Panel at Riegl conference explores the future
ORLANDO – While much of the first day of the inaugural Riegl Airborne and Mobile Scanning User Conference concerned the concrete how-to of operating Riegl systems, one of the more well received portions of the day involved a panel discussion looking toward the future of surveying and the role that laser scanning and 3D imaging might take in that.
Moderated by Riegl USA president Jim van Rens, the four panelists each took about 10 minutes to at least glance into their crystal balls and hazard a guess as to where technology is taking the industry, and what the industry needs to do to keep up with where technology is headed.
Perhaps the most willing to walk out onto a limb was Ilya Rylskiy, chief of the remote sensing data department at ARKON, based in Russia. Gripping the sides of the podium as he soberly addressed attendees, he sketched out a number of possibilities that had people buzzing through the rest of the day. Flash lidar, he said, could soon be a player, inexpensively challenging current lidar systems by going well beyond the half a million pulses per second where most flash systems now max out.
And sensors will be integrated, he predicted. “At 1,650 nanometers, a laser beam can also be used for finding the gas coming out of a broken pipeline,” he said. “Right now, that solution exists, but it’s separated from lidar. A mixed gas analyzer and lidar could be more powerful and productive for consumers.”
Lasers will become faster and more powerful, too. “They will reach five megahertz,” he said. “You could do laser scanning from 20 kilometers with very high density.” Coupled with solar powered aircraft that may soon exist, essentially staying aloft indefinitely, what’s to stop lidar on demand, requested via the internet?
Finally, he said, the price reduction in GPS receivers, IMUs, and laser scanners, coupled with an inexpensive UAV like a quadricopter, could result in aerial scanning systems created for something like $20,000. “You’ll see that lidar will start to come into private life,” Rylskiy said. “There could be a revolution in collection methods.”
On this last point, Rylskiy was building on ideas put forth by Joe Hutton, director of airborne products at Applanix. Most significantly, in eight years we’ll have “full constellations of modern GPS,” he said, including L5, along with Galileo (the European Union’s GPS equivalent) and Compass (China’s BeiDou satellite program). “You’ll have up to 60 satellites in the sky at any time,” he said, which will result in and require 220+ channel receivers.
“You’ll be able to do real-time, multi-frequency IAPPP via satellite uplink,” he predicted, providing “centimeter-level robust positioning in real time.”
Further, he said, “MEMS [inertial sensors]will be everywhere.” They are much cheaper than fiberoptic options, he said, and “you’ll see automatic aiding of imagery and lidar right into the processing. You’ll have it together to essentially do point matching as feedback when you lose GPS … You’ll be able to use the geometry to help the inertial solution.”
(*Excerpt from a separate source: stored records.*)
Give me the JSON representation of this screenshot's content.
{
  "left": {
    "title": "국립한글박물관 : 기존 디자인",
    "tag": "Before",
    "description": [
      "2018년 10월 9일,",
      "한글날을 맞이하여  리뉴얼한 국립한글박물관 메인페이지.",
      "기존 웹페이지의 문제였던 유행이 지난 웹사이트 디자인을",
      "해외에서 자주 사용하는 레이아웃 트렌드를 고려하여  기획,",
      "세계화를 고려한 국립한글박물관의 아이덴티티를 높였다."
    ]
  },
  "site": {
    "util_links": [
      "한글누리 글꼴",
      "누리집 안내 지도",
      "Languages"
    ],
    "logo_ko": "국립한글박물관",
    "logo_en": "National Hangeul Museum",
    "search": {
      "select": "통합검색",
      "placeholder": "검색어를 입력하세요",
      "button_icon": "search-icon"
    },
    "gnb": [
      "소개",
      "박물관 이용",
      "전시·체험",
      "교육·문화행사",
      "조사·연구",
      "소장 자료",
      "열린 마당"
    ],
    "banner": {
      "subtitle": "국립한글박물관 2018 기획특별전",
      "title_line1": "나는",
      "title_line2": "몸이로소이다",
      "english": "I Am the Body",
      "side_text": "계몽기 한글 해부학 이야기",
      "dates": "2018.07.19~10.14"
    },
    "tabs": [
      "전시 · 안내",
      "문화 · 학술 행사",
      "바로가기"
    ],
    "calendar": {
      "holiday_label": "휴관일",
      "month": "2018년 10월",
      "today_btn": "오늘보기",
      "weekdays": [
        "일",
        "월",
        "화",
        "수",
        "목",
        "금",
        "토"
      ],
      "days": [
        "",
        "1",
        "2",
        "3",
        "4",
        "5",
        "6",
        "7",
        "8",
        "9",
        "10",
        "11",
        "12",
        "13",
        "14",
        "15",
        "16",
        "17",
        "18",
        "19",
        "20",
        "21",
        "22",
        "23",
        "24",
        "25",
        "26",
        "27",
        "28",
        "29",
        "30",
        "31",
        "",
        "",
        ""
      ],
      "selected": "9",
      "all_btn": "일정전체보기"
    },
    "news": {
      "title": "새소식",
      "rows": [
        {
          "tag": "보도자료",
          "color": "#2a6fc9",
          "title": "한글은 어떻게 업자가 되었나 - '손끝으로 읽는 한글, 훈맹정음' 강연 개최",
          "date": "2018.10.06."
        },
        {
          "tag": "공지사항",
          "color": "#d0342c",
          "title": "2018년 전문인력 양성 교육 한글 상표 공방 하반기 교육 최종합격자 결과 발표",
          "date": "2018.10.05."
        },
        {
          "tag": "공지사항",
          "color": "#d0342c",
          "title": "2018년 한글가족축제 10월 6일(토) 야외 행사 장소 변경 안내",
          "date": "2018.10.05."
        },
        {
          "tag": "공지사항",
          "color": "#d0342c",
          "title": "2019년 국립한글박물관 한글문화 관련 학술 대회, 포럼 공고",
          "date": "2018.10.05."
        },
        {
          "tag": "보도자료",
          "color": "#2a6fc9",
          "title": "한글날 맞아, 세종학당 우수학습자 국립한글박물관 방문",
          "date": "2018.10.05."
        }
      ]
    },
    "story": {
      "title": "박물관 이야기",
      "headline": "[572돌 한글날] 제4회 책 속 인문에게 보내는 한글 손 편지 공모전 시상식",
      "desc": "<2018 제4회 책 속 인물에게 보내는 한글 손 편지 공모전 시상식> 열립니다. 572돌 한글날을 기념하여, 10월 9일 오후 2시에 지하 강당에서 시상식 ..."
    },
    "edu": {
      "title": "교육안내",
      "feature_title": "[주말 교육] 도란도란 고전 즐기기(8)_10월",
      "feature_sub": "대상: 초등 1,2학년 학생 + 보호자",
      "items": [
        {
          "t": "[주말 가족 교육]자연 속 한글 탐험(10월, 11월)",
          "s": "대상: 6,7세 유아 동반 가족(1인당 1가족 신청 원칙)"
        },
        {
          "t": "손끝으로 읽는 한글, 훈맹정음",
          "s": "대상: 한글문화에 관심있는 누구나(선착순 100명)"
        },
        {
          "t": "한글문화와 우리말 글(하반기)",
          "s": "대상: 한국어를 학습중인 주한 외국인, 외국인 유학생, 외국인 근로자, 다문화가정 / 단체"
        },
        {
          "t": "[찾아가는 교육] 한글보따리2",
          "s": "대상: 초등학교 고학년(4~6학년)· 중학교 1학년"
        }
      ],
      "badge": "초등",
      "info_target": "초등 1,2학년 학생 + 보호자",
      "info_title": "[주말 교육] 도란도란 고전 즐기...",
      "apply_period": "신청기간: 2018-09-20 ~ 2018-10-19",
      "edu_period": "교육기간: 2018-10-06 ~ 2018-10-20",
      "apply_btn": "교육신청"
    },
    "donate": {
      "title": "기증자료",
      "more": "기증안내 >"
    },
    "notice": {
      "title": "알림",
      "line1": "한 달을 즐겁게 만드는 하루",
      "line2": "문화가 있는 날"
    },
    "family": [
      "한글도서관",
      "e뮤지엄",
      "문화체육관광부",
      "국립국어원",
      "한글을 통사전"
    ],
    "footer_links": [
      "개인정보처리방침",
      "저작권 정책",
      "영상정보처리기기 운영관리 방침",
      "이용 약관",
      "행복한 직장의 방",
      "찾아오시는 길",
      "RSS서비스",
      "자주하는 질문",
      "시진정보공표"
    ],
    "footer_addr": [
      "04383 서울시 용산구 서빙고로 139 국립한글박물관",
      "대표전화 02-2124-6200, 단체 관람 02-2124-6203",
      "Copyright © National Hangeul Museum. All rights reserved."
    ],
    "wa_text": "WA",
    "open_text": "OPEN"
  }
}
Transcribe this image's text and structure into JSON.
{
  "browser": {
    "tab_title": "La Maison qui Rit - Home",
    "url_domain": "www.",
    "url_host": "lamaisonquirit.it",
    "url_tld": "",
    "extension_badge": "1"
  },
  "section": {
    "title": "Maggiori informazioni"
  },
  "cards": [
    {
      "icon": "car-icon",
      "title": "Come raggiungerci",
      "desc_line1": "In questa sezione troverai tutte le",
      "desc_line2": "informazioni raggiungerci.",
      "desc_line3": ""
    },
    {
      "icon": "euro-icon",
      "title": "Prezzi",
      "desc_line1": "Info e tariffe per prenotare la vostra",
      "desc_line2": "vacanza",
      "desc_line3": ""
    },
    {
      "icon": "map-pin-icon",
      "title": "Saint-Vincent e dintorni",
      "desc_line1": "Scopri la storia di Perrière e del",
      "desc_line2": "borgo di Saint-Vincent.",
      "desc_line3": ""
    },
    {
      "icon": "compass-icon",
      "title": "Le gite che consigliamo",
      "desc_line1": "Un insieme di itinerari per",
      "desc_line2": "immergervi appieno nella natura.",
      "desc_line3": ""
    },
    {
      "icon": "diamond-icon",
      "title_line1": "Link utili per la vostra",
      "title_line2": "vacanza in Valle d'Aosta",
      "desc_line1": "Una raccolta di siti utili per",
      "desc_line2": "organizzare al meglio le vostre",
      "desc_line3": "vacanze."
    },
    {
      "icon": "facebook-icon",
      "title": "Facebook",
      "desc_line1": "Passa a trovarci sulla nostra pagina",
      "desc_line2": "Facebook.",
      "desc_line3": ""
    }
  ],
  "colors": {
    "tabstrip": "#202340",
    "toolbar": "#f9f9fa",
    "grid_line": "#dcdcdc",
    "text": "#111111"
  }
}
This will be vital, said Christian Briese, of Vienna University of Technology, because “what we can already see is that we’re moving from static observations to kinematic observations, something that’s very important for the future.”
The need for conservation of resources in the future, he predicted, will increase the need, too, for multi-temporal acquisition, documenting environmental changes precisely “in order to predict the status of the environment in the future.” To make this more practical, though, he said the industry needs “direct georeferencing” and a much fine-tuning of the process of calibration and the scan-to-deliverable workflow.
Dennis Hirota, head of Hawaii’s Sam O. Hirota Inc., was of a mind with an attendee who questioned the panel about whether scanning would be involved at all. Hirota showed off a pavement documentation and examination workflow he’s developing with earthmine all done with photogrammetry that results in navigable 360-degree images from which you can take measurements accurate to within a couple of inches.
“The big advantage is that the images have very good quality,” he said. “You can pan and zoom and the positional accuracy is good enough for what the city wants to do, which is improve the GIS database, which has terrible positional accuracy.”
“My effort in the near future,” Hirota said, “will be in looking at lidar plus photographic imaging.” He noted Darpa’s recent MIST workshop, where the organization looked to explore “technologies like computational imaging, synthetic-aperture imaging, digital holography, multi-static laser radar, and angle-resolved imaging based on light transport analysis.”
Clearly, said Hirota, “the government is going to be putting big time money into that going forward.”
However, Hirota also predicted that “the bigger market is the interior space,” where both lidar and photogrammetry could provide valuable solutions. He’s also a believer in the growth of ground penetrating radar.
Of course, the future remains relatively opaque to just about everyone. But taking guesses at the industry’s direction could pay big dividends, as noted by van Rens.
He said the USGS has stated there is a potential for creating some $1.2 billion in annual efficiencies with the use of lidar technology. Markets like flood-risk management and precision farming have already been identified as potentially big new opportunities. But the what and the how aren’t necessarily always obviously linked.
Looking back on the 10 years leading up to the present day, van Rens said, “the markets we thought would emerge, did emerge. How they actually arrived, however, was totally different than we thought.”